The Walled City has a rich heritage and a unique multiclass system, where people from the lowest strata of society to rulers lived in the same area, interacting closely during festivities and grief. Most important of all was the justice system, which was not only accessible but quite swift, especially compared to today’s system. During the British Raj the city centre shifted from the Walled City to the Cantonment. With this shift investment moved outside the walls of the city, turning the mohala from a multiclass to a mono-strata area.

Post-partition, the Lahore Development Trust was formed and followed the latest development process, ignoring the requirements for rehabilitation of the Walled City, large parts of which had been destroyed at the time of independence. Locals who could afford to move out started doing so and given the financial success of commercializing entire units more and more people followed suit, turning the heart of the city into a commercial mayhem with the poorest of the poor from all across the country filling in the residential vacuum.

“Fast forward to recent times and commercial development is taking place at an accelerated pace with the addition of violence and dirty politics in the mix. There is a need to democratize the system in order to cut out these elements.” All of these suggestions were submitted to the court by the three member committee and a response is still awaited. Instead of waiting for action from authorities, which is nowhere in sight, the committee members and other stake holders decided to start the dialogue process under the umbrella of Walled City Mohalla Baazee, which continues to date on a regular bases at the grassroots level.

When asked about the core environment issue we are facing, Kamil sahib in his unique style linked it to the modern development paradigm, which he says is based on the definition of development and growth in terms of economic growth alone.

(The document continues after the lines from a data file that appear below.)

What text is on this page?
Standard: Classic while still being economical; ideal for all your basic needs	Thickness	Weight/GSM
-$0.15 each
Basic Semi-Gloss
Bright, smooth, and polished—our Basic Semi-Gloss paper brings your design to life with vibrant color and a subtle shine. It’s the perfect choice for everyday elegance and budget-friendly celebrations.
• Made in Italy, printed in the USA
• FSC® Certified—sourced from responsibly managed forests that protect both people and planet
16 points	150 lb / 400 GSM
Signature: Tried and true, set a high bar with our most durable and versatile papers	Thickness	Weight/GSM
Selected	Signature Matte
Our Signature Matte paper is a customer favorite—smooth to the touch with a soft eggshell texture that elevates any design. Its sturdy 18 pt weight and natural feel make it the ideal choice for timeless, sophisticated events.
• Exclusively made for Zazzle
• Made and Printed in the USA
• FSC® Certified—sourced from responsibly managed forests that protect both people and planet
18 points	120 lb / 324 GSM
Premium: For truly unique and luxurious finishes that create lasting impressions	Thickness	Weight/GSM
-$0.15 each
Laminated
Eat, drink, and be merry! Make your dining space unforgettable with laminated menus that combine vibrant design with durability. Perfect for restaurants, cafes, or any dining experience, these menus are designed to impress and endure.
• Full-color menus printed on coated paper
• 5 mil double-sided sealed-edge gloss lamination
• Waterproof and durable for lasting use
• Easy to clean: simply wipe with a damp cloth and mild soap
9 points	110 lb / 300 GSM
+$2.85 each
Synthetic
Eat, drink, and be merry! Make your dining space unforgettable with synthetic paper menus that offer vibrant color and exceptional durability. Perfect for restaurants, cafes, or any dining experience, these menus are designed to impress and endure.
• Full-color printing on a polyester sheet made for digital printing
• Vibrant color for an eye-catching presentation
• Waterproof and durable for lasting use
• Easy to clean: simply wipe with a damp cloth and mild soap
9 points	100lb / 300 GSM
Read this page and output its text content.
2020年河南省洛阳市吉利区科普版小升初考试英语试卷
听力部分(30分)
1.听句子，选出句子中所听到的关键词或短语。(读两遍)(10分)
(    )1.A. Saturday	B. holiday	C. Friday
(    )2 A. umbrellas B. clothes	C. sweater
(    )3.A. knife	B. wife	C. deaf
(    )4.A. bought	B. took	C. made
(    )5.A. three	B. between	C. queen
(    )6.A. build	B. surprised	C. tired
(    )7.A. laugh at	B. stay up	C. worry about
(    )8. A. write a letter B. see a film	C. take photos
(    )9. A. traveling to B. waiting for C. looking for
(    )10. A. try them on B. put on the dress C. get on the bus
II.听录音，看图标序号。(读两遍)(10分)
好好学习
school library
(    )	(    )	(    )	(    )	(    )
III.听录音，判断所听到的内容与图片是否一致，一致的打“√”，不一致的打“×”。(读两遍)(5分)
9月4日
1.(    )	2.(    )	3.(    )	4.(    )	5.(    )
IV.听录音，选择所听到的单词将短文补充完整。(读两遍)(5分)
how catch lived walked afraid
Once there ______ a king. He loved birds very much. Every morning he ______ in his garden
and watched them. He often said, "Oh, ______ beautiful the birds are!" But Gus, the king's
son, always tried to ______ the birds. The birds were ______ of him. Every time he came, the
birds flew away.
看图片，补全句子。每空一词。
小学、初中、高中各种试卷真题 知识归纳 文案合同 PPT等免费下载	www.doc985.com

Making this a globally accepted phenomenon.

“Development is not a goal, it is a process. You develop something or you develop into something.” This ‘something’ has not been defined, resulting in a development rat race that is headed nowhere.

“The environment should be on everyone’s priority list, especially in Pakistan. Our poverty level is staggering, even in developing urban centres, but rural areas are worse off. The majority of Pakistan’s population lives on $1.4 which is below the international poverty line of $2. People spend whatever they have on basic necessities. The biggest dent on their pockets are medical bills, which are directly linked to issues caused by environmental degradation; air pollution, food quality, water and the list goes on and on. The connection is common sense.”

With all of his experience does he see things heading in the right direction anytime soon?

“We do what we do, what we believe to be right, not because we expect to change the world but because it’s the right thing to do.”

Fatima Arif is Sr Officer Digital Media, WWF-Pakistan.